Gli studiosi hanno suggerito che quando le informazioni sui prezzi sono accompagnate da “notizie” esplicative sulle condizioni economiche, la performance degli investitori risulta peggiore (qui – contenuto a pagamento – e qui). Anche uno studio del 2005 ha osservato la tendenza dei commenti di mercato a usare verbi di azione per descrivere i rialzi (“inerpicarsi”, “balzare”, “impennarsi”, “schizzare”) e termini invece più passivi per i cali (“scivolare”, “precipitare” e “sprofondare”). Gli autori suggerivano che in quanto esseri umani siamo portati a interpretare inconsciamente i primi come indicativi di una tendenza destinata a continuare e i secondi come un fenomeno temporaneo.

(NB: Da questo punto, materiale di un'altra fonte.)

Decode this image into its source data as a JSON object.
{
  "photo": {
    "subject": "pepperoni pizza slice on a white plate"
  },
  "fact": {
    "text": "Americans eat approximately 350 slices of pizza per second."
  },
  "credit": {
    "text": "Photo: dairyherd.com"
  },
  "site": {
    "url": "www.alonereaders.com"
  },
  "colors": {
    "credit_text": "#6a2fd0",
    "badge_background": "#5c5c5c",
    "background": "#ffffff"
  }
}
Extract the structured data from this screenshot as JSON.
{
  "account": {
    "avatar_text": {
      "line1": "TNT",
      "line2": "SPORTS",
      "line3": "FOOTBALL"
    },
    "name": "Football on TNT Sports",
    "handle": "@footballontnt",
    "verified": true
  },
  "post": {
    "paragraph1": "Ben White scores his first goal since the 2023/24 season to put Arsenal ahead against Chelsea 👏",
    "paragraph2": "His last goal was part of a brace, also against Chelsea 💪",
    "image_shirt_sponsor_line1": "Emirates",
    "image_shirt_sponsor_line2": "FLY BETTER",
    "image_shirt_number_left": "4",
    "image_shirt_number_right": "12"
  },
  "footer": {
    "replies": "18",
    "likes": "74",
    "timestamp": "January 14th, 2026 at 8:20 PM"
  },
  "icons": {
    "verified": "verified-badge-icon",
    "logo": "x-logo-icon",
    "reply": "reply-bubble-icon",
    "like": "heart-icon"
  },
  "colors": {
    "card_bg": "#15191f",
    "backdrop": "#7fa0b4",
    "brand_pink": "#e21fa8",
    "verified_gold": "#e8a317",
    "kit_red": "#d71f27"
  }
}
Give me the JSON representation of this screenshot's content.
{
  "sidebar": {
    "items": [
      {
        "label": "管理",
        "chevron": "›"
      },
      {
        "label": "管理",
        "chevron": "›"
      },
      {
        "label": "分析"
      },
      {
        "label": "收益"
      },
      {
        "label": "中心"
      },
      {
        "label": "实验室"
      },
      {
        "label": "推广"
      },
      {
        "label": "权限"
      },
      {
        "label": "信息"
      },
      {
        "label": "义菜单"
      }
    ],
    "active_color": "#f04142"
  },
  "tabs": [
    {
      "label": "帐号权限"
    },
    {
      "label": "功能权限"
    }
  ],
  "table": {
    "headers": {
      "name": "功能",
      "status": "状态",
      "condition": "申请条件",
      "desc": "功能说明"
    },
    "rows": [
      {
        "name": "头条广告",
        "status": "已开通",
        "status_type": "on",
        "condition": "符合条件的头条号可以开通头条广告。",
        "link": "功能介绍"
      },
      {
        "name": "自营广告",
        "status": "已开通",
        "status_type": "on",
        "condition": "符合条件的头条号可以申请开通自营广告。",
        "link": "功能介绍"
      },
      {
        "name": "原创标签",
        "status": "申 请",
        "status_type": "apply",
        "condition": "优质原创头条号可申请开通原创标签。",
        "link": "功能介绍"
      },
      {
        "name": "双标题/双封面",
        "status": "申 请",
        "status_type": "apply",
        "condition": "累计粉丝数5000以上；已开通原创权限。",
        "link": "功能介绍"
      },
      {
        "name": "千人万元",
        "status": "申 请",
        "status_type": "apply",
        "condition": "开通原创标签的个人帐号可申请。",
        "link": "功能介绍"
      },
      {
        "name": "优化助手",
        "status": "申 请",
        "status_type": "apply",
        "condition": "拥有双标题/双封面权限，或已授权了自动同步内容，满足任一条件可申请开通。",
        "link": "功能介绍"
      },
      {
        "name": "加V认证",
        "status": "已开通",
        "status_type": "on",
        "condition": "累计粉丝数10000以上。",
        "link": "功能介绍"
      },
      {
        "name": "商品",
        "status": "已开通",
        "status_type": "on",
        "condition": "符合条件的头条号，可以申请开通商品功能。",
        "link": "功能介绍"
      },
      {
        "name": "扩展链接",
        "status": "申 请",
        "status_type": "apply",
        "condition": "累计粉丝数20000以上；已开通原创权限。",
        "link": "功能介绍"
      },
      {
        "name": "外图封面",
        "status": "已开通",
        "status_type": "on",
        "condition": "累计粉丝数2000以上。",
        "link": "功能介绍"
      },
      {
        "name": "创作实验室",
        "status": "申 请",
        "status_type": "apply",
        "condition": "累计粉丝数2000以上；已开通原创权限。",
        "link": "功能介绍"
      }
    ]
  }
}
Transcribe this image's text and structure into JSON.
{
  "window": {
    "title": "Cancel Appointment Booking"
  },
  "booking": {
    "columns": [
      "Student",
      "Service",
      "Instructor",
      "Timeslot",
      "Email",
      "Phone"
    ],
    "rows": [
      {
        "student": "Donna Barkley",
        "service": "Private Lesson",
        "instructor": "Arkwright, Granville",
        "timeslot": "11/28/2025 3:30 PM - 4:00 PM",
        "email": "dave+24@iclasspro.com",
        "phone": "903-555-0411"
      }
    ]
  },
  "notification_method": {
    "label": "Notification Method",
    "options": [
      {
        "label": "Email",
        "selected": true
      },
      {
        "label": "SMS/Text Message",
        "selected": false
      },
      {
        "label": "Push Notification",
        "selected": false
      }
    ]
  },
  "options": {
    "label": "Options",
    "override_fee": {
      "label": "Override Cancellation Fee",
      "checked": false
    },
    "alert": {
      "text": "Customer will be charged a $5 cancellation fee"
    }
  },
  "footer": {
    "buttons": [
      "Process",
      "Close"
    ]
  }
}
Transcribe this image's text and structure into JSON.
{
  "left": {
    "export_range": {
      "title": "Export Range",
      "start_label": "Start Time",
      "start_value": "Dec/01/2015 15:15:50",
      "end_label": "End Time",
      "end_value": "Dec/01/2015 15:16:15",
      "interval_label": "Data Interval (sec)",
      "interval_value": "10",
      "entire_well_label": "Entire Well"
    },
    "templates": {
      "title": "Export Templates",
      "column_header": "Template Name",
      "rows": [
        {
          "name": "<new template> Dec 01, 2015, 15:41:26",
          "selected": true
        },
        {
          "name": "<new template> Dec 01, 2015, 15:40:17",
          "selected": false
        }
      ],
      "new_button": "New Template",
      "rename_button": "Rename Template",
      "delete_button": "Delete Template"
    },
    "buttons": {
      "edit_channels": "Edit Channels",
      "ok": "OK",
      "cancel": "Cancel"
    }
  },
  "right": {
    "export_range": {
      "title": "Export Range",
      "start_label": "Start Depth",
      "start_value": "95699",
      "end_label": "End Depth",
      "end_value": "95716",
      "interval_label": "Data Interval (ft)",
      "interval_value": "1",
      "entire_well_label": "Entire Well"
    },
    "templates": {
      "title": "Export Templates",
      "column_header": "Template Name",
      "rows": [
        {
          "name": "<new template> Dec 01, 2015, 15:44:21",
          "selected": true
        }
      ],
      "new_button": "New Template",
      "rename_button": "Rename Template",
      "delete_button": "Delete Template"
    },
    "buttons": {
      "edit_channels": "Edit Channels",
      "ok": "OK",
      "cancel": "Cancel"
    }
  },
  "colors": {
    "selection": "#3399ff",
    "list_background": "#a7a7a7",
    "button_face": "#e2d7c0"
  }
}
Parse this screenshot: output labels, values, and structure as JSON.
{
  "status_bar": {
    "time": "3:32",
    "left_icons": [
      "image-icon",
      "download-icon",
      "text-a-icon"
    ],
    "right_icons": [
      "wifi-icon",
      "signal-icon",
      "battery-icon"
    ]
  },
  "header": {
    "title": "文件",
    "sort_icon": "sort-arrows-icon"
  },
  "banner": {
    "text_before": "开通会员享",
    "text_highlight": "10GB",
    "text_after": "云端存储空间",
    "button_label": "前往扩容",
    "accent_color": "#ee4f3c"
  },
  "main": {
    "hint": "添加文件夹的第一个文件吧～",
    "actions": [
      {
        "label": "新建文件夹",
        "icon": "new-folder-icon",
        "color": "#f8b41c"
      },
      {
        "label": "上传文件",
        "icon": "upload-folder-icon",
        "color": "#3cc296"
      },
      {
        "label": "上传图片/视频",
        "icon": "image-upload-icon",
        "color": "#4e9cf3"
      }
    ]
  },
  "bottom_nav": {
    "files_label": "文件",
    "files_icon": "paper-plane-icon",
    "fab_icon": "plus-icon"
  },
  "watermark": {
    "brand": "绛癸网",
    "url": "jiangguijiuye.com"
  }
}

Questa argomentazioni possono sembrare un po’ astruse, ma sono coerenti con numerosi dati a conferma del fatto che il modo in cui le informazioni vengono presentate è decisivo ai fini della loro interpretazione.
Panico e negatività
Molto chiaramente, le descrizioni in cui i mercati “schizzano” o “sprofondano”, oppure subiscono “disfatte” o sono preda di “agitazione” generano una risposta emotiva e possono esaltare la nostra tendenza naturale alla paura, al panico o all’euforia.
Questo impatto sarà amplificato per chi interagisce in misura limitata con i mercati (ovvero la maggior parte della popolazione). Dato che la finanza viene percepita quasi sempre come qualcosa di noioso, difficilmente i media se ne occupano a meno che non si verifichino eventi estremi. Inoltre il modo in cui consumiamo e produciamo le notizie implica una tendenza a enfatizzare gli aspetti negativi. Per questo sentiamo parlare di licenziamenti e di estinzione dei negozi, o dei “miliardi bruciati dal mercato azionario”, ma molto meno dei posti di lavoro creati o dell’aumento della capitalizzazione di mercato quando le azioni si apprezzano.
Di conseguenza, si può perdonare chi vede i mercati come luoghi fortemente caotici e gli investimenti come “un giro sulle montagne russe” (un altro cliché). Questo può essere pericoloso, nella misura in cui i non professionisti vengono scoraggiati dall’investire a fini pensionistici e tutti noi ci troviamo alle prese con un orizzonte temporale abbreviato dall’esagerazione dei movimenti a breve termine. L’informazione e la disciplina saranno essenziali per mantenere un senso di prospettiva.